Cargill has announced it has renewed its partnership with the International Finance Corporation (IFC), allowing the organizations to introduce new initiatives to strengthen cocoa producing cooperatives and their communities, including Cargill’s Coop Academy 2.0.
The renewed agreement will add 40 additional cooperatives to the academy, bringing the total to 120 cooperatives reached through training and tools to improve their cocoa business, improve sustainability and increase profitability.
First of its kind
Cargill’s Coop Academy, established in 2013, was the first of its kind in the cocoa sector.

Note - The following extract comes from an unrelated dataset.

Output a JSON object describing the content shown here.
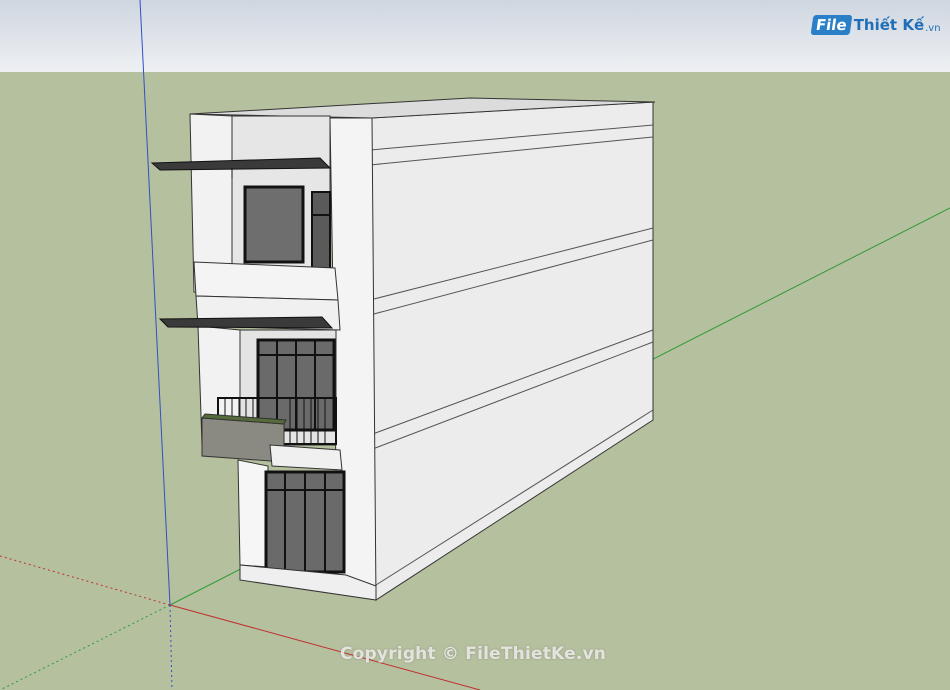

The organization said the model provides cooperative leaders with the management skills to improve daily operations of their organizations, leading to a more professional, efficient and successful business.
In 2014, Cargill partnered with IFC and others to scale the program to reach over 350 cooperative leaders.
Lionel Soulard, managing director of Cargill Cocoa & Chocolate in West Africa, said: “The cooperative model has proven to be an exceptional method to bring cocoa farmers and their communities lasting benefits. By gaining invaluable skills and tools to professionalize their business, we see them independently driving impactful sustainability projects that bring meaningful change to their communities and the cocoa sector at large.”
The renewed partnership, supported by the Private Sector Window of the Global Agriculture and Food Security Program (GAFSP), will introduce an improved Coop Academy 2.0 program, Cargill claimed.
An additional 40 cooperatives will have access to training in capacity building, management and governance, adding to the 80 cooperatives already enrolled in the program, said Cargill. The Coop Academy 2.0 will also feature updated training with a stronger focus on digitalization and traceability, based on learnings from the first phase, to provide cooperatives stronger data and analytics to inform critical business decisions.
“The digital program will provide 35,250 farmers with access to a digital payments platform, enabling utilization and access to digital financial services,” Soulard said.
Cargill’s measurement and benchmarking will use a tool developed by IFC and SCOPEInsight, an independent agricultural assessment agency, that will measure the impact and increase business opportunities for over 125,000 farmers.
“It will benchmark activities such as operations, sustainability, financial and internal management, with the purpose of assessing how increased leadership capacity results in improved management of the cooperatives. Cargill is using digital technologies like these to strengthen the transparency of its own cocoa supply chain,” Soulard said.